Les volontaires de la mort/La bataille navale à Hawaï et au large de la Malaisie (Kajirō Yamamoto, 1942)

De 1936 à 1941, du début de leur formation à l’attaque de Pearl Harbor et de Singapour,  le parcours de deux jeunes japonais dans un escadron d’aviation.

Aujourd’hui, La bataille navale à Hawaï et au large de la Malaisie (sorti à Paris en juin 1944 sous le titre Les volontaires de la mort) vaut surtout en tant que pur symptôme de la propagande belliciste japonaise.

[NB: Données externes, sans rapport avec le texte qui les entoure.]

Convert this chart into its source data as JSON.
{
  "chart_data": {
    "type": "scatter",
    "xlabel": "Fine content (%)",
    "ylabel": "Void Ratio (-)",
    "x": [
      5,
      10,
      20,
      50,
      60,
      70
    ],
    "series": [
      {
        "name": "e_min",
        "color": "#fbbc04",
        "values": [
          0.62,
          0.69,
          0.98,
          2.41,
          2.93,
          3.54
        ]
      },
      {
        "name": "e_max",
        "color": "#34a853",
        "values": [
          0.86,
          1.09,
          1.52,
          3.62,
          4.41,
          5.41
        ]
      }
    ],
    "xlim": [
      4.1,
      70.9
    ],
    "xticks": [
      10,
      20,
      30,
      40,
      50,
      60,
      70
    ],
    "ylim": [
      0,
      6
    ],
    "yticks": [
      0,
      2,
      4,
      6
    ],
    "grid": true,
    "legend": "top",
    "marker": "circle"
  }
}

Parce que le patron de la Tohô en enterra une copie, c’est une bande rescapée de la destruction ordonnée par MacArthur en 1945. Étonnamment, les séquences d’endoctrinement et de bombardements -soit l’essentiel de l’oeuvre- pourraient avoir été tournées par l’ennemi Frank Capra dans Why we fight?. La négation totale de l’individu, caractéristique totalitaire qui faisait frémir les Occidentaux, était ouvertement glorifiée par le pouvoir nippon (ce qui provoqua l’admiration de Lucien Rebatet dans Je suis partout). La guerre contre les puissances anglo-saxonnes est brandie comme une nécessité immanente sans être vraiment justifiée. La jubilation des aviateurs attaquant Pearl Harbor est également étonnante. Même un cinéaste hollywoodien n’aurait pas osé filmer les Japonais riant aux éclats pendant leur oeuvre de destruction.

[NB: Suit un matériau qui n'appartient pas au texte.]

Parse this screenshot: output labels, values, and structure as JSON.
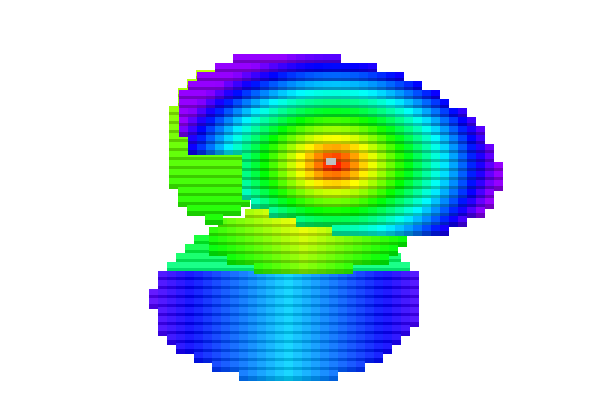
{
  "scene": {
    "description_type": "3d-voxel-render",
    "background_color": "#ffffff",
    "colormap": [
      "#ff0000",
      "#ff8000",
      "#ffff00",
      "#00ff00",
      "#00ffff",
      "#0000ff",
      "#8000ff"
    ],
    "highlight_color": "#c0c0c0"
  }
}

Par ailleurs, la facture technique est excellente: la netteté presque documentaire couplée à un sens du spectaculaire très développé (l’intégration des stocks-shots et autres plans truqués est plus probante que dans les films américains contemporains) permet de suivre le film sans ennui malgré que l’intrigue et les caractères ne soient nullement développés (totalitarisme oblige). Une séquence où les avions s’en vont bombarder accompagnée par un remix de la chevauchée des Walkyries préfigure très clairement Apocalypse now.  Akira Kurosawa, qui fut assistant sur ce film, a donc été à bonne école.

Le repas (Mikio Naruse, 1951)

Un couple récemment marié est perturbé par l’arrivée d’une nièce fugueuse.

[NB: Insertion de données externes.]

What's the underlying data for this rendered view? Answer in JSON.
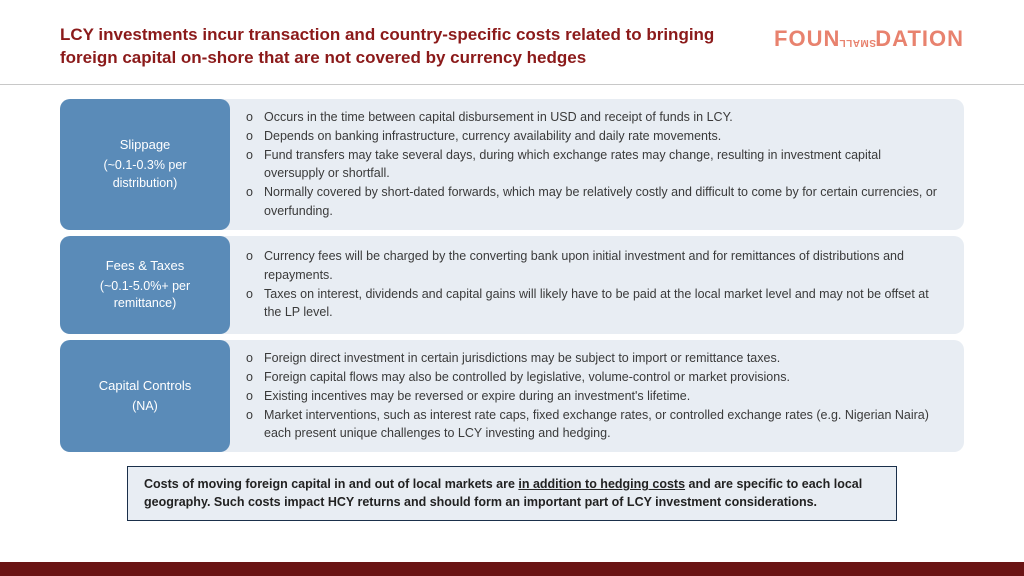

En adaptant pour la première fois un roman de Fumiko Hayashi, Mikio Naruse a signé un de ses chefs d’oeuvre. Ici, ténuité n’est pas absence de dramaturgie et attention au quotidien n’est pas platitude. Le découpage, aussi pudique que précis, transforme des objets triviaux en caisses de résonance pour les tourments existentiels des protagonistes. De plus, le sourire des actrices, la musique et les extérieurs lumineux empêchent Le repas d’être plombé comme peuvent l’être les sinistres Derniers chrysanthèmes ou Nuages flottants. Plusieurs séquences, tel le retour chez les parents, sont même transcendées par un lyrisme magnifique. En très peu de plans, tous composés avec un oeil admirable, le cinéaste sait insuffler aux gestes les plus banals une gravité qui n’est jamais pesante. Cette délicatesse du style traduit une sorte de sagesse suprême, particulièrement patente dans les passages où l’héroïne, lassée de passer ses journées sur des tâches domestiques, se retrouve face à des femmes que l’après-guerre force à travailler. Grâce à cette infinité de nuances, Le repas s’avère le film le plus juste sur la femme au foyer et la reconquête de ses rêves brisés.

Filles/épouses/mères (Mikio Naruse, 1960)

Une veuve qui a hérité de son mari retourne chez ses parents.

Mikio Naruse s’intéresse ici à la cohabitation entre différentes générations, source d’une multitude d’enjeux dramatiques. Le film est une belle chronique sur le temps qui passe dans laquelle l’évolution de la société japonaise est montrée sans fard mais en douceur. Ni réactionnaire ni progressiste, l’auteur ne prend pas parti. Il se contente d’être attentif à chacun de ses personnages. Certains, à l’instar de la jeune fille très matérialiste, versent un peu dans la caricature mais ce n’est jamais méchant; c’est plus à des fins comiques qu’autre chose. Le découpage est inhabituellement compliqué. Des raccords douteux brisent la continuité et donc l’harmonie de certaines séquences. L’écriture filmique aurait gagnée à être plus fluide mais ces quelques réserves sont balayées par une fin sublime.